The Northern Ireland secretary Owen Paterson said: “This will move Northern Ireland on to a whole new plane. After all the trauma of Northern Ireland, everyone is looking forward. This is a moment in Northern Ireland’s history that will shine in our collective memory.
Mr Higgins said he had been delighted “to have the opportunity for a brief but very warm meeting” with the Queen.
He said it marked “another important step on the journey to reconciliation on this island”.
Later, as the Queen left the theatre to continue her Diamond Jubilee tour of Northern Ireland, she shook hands once more with Mr McGuinness – this time in public.
As they shook hands for a second time, Mr McGuinness wished the Queen well in Irish and told her that the phrase meant: “Goodbye and God’s speed.”
Asked as he was leaving how his meeting with the Queen had gone, Mr McGuinness described it as “very nice” saying that “it went really well”.
Before he got into his chauffeur-driven car, Mr McGuinness, who has been criticised by hardliners in his movement for compromising his beliefs, quickly added: “I’m still a Republican.”
Prime Minister David Cameron’s official spokesman said the Queen’s visit to the Republic of Ireland last year had “taken relations between the two countries to a new level”.
He added: “We think it is right that the Queen should meet representatives from all parts of the community.”
Sinn Fein president Gerry Adams said he very much welcomed the meeting between the Queen and Mr McGuinness.
Speaking to reporters in Dublin, Mr Adams said: “It brings our journey of relationship building within this island and between these islands on to a new plane.
“I think the vast majority of Unionists will be pleased this happened because they know it was essentially a real gesture towards their sense of identity and their sense of allegiance.
“Whatever personal feelings Martin may have, no more than myself, doesn’t come into it. It was a good thing for him to do and I commend him for it,” he added.
For the Queen, the day must have been one of mixed feelings given that her distant cousin and the Duke of Edinburgh’s uncle, Lord Louis Mountbatten, was murdered by the IRA in 1979 when Mr McGuinness is said to have been the Provisionals’ chief of staff.
Lord Mountbatten was one of the highest profile victims of the terrorist conflict that claimed 3,700 lives. During the Troubles, the IRA was also behind a foiled plot to murder the Prince and Princess of Wales at a pop concert in London. There was also an attempt on the lives of the Queen and the Duke of Edinburgh during a visit to the Province in the 1970s when the Troubles were at their height.
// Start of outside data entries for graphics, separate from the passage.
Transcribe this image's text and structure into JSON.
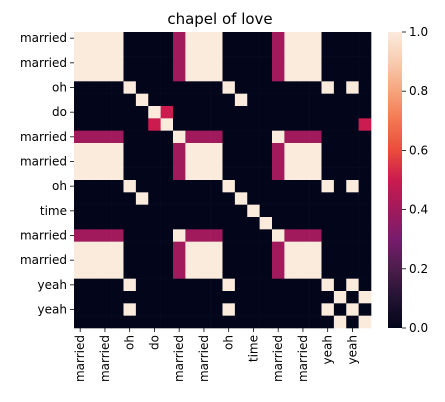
{
  "chart_data": {
    "type": "heatmap",
    "title": "chapel of love",
    "row_labels": [
      "married",
      "",
      "married",
      "",
      "oh",
      "",
      "do",
      "",
      "married",
      "",
      "married",
      "",
      "oh",
      "",
      "time",
      "",
      "married",
      "",
      "married",
      "",
      "yeah",
      "",
      "yeah",
      ""
    ],
    "col_labels": [
      "married",
      "",
      "married",
      "",
      "oh",
      "",
      "do",
      "",
      "married",
      "",
      "married",
      "",
      "oh",
      "",
      "time",
      "",
      "married",
      "",
      "married",
      "",
      "yeah",
      "",
      "yeah",
      ""
    ],
    "tokens": [
      "married",
      "married",
      "married",
      "married",
      "oh",
      "oh",
      "do",
      "do",
      "married",
      "married",
      "married",
      "married",
      "oh",
      "oh",
      "time",
      "time",
      "married",
      "married",
      "married",
      "married",
      "yeah",
      "yeah",
      "yeah",
      "yeah"
    ],
    "x_tick_labels": [
      "married",
      "married",
      "oh",
      "do",
      "married",
      "married",
      "oh",
      "time",
      "married",
      "married",
      "yeah",
      "yeah"
    ],
    "y_tick_labels": [
      "married",
      "married",
      "oh",
      "do",
      "married",
      "married",
      "oh",
      "time",
      "married",
      "married",
      "yeah",
      "yeah"
    ],
    "colorbar": {
      "min": 0.0,
      "max": 1.0,
      "ticks": [
        "0.0",
        "0.2",
        "0.4",
        "0.6",
        "0.8",
        "1.0"
      ]
    },
    "colormap": "rocket",
    "values": [
      [
        1,
        1,
        1,
        1,
        0,
        0,
        0,
        0,
        0.4,
        1,
        1,
        1,
        0,
        0,
        0,
        0,
        0.4,
        1,
        1,
        1,
        0,
        0,
        0,
        0
      ],
      [
        1,
        1,
        1,
        1,
        0,
        0,
        0,
        0,
        0.4,
        1,
        1,
        1,
        0,
        0,
        0,
        0,
        0.4,
        1,
        1,
        1,
        0,
        0,
        0,
        0
      ],
      [
        1,
        1,
        1,
        1,
        0,
        0,
        0,
        0,
        0.4,
        1,
        1,
        1,
        0,
        0,
        0,
        0,
        0.4,
        1,
        1,
        1,
        0,
        0,
        0,
        0
      ],
      [
        1,
        1,
        1,
        1,
        0,
        0,
        0,
        0,
        0.4,
        1,
        1,
        1,
        0,
        0,
        0,
        0,
        0.4,
        1,
        1,
        1,
        0,
        0,
        0,
        0
      ],
      [
        0,
        0,
        0,
        0,
        1,
        0,
        0,
        0,
        0,
        0,
        0,
        0,
        1,
        0,
        0,
        0,
        0,
        0,
        0,
        0,
        1,
        0,
        1,
        0
      ],
      [
        0,
        0,
        0,
        0,
        0,
        1,
        0,
        0,
        0,
        0,
        0,
        0,
        0,
        1,
        0,
        0,
        0,
        0,
        0,
        0,
        0,
        0,
        0,
        0
      ],
      [
        0,
        0,
        0,
        0,
        0,
        0,
        1,
        0.5,
        0,
        0,
        0,
        0,
        0,
        0,
        0,
        0,
        0,
        0,
        0,
        0,
        0,
        0,
        0,
        0
      ],
      [
        0,
        0,
        0,
        0,
        0,
        0,
        0.5,
        1,
        0,
        0,
        0,
        0,
        0,
        0,
        0,
        0,
        0,
        0,
        0,
        0,
        0,
        0,
        0,
        0.5
      ],
      [
        0.4,
        0.4,
        0.4,
        0.4,
        0,
        0,
        0,
        0,
        1,
        0.4,
        0.4,
        0.4,
        0,
        0,
        0,
        0,
        1,
        0.4,
        0.4,
        0.4,
        0,
        0,
        0,
        0
      ],
      [
        1,
        1,
        1,
        1,
        0,
        0,
        0,
        0,
        0.4,
        1,
        1,
        1,
        0,
        0,
        0,
        0,
        0.4,
        1,
        1,
        1,
        0,
        0,
        0,
        0
      ],
      [
        1,
        1,
        1,
        1,
        0,
        0,
        0,
        0,
        0.4,
        1,
        1,
        1,
        0,
        0,
        0,
        0,
        0.4,
        1,
        1,
        1,
        0,
        0,
        0,
        0
      ],
      [
        1,
        1,
        1,
        1,
        0,
        0,
        0,
        0,
        0.4,
        1,
        1,
        1,
        0,
        0,
        0,
        0,
        0.4,
        1,
        1,
        1,
        0,
        0,
        0,
        0
      ],
      [
        0,
        0,
        0,
        0,
        1,
        0,
        0,
        0,
        0,
        0,
        0,
        0,
        1,
        0,
        0,
        0,
        0,
        0,
        0,
        0,
        1,
        0,
        1,
        0
      ],
      [
        0,
        0,
        0,
        0,
        0,
        1,
        0,
        0,
        0,
        0,
        0,
        0,
        0,
        1,
        0,
        0,
        0,
        0,
        0,
        0,
        0,
        0,
        0,
        0
      ],
      [
        0,
        0,
        0,
        0,
        0,
        0,
        0,
        0,
        0,
        0,
        0,
        0,
        0,
        0,
        1,
        0,
        0,
        0,
        0,
        0,
        0,
        0,
        0,
        0
      ],
      [
        0,
        0,
        0,
        0,
        0,
        0,
        0,
        0,
        0,
        0,
        0,
        0,
        0,
        0,
        0,
        1,
        0,
        0,
        0,
        0,
        0,
        0,
        0,
        0
      ],
      [
        0.4,
        0.4,
        0.4,
        0.4,
        0,
        0,
        0,
        0,
        1,
        0.4,
        0.4,
        0.4,
        0,
        0,
        0,
        0,
        1,
        0.4,
        0.4,
        0.4,
        0,
        0,
        0,
        0
      ],
      [
        1,
        1,
        1,
        1,
        0,
        0,
        0,
        0,
        0.4,
        1,
        1,
        1,
        0,
        0,
        0,
        0,
        0.4,
        1,
        1,
        1,
        0,
        0,
        0,
        0
      ],
      [
        1,
        1,
        1,
        1,
        0,
        0,
        0,
        0,
        0.4,
        1,
        1,
        1,
        0,
        0,
        0,
        0,
        0.4,
        1,
        1,
        1,
        0,
        0,
        0,
        0
      ],
      [
        1,
        1,
        1,
        1,
        0,
        0,
        0,
        0,
        0.4,
        1,
        1,
        1,
        0,
        0,
        0,
        0,
        0.4,
        1,
        1,
        1,
        0,
        0,
        0,
        0
      ],
      [
        0,
        0,
        0,
        0,
        1,
        0,
        0,
        0,
        0,
        0,
        0,
        0,
        1,
        0,
        0,
        0,
        0,
        0,
        0,
        0,
        1,
        0,
        1,
        0
      ],
      [
        0,
        0,
        0,
        0,
        0,
        0,
        0,
        0,
        0,
        0,
        0,
        0,
        0,
        0,
        0,
        0,
        0,
        0,
        0,
        0,
        0,
        1,
        0,
        1
      ],
      [
        0,
        0,
        0,
        0,
        1,
        0,
        0,
        0,
        0,
        0,
        0,
        0,
        1,
        0,
        0,
        0,
        0,
        0,
        0,
        0,
        1,
        0,
        1,
        0
      ],
      [
        0,
        0,
        0,
        0,
        0,
        0,
        0,
        0,
        0,
        0,
        0,
        0,
        0,
        0,
        0,
        0,
        0,
        0,
        0,
        0,
        0,
        1,
        0,
        1
      ]
    ]
  }
}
After a visit to Belfast’s Titanic tourist attraction, the Queen and the Duke of Edinburgh made the short journey to Stormont, home of the Northern Ireland Assembly and the scene of many of the key political breakthroughs on the road to peace.
It was a sign of the more peaceful times and a thorough security operation that the Queen and her husband were able to stand and wave at 20,000 well-wishers who thronged the avenues leading to the assembly from an open-air vehicle.
The Queen and the Duke were then greeted near the statue to Lord Carson, one of the founders of Northern Ireland, by Mr Robinson and his wife Iris. Among those clamouring to see the Queen was Richard Gilpin, 78, from Ballymena in Co Antrim.
The ex-army man said he had been proud to serve in the Crown forces and was glad to witness the festivities.
“I have waited a long time to see this. It is a smashing tribute to our monarch. She means so much to us as our Queen. She represents the nation and we are delighted to have her here,” he said.
He said the Martin McGuinness handshake was a moment of forgiveness.
“It is a real sign of changed times in Northern Ireland. She is our Queen and she is gracious enough to do what once was impossible,” he said.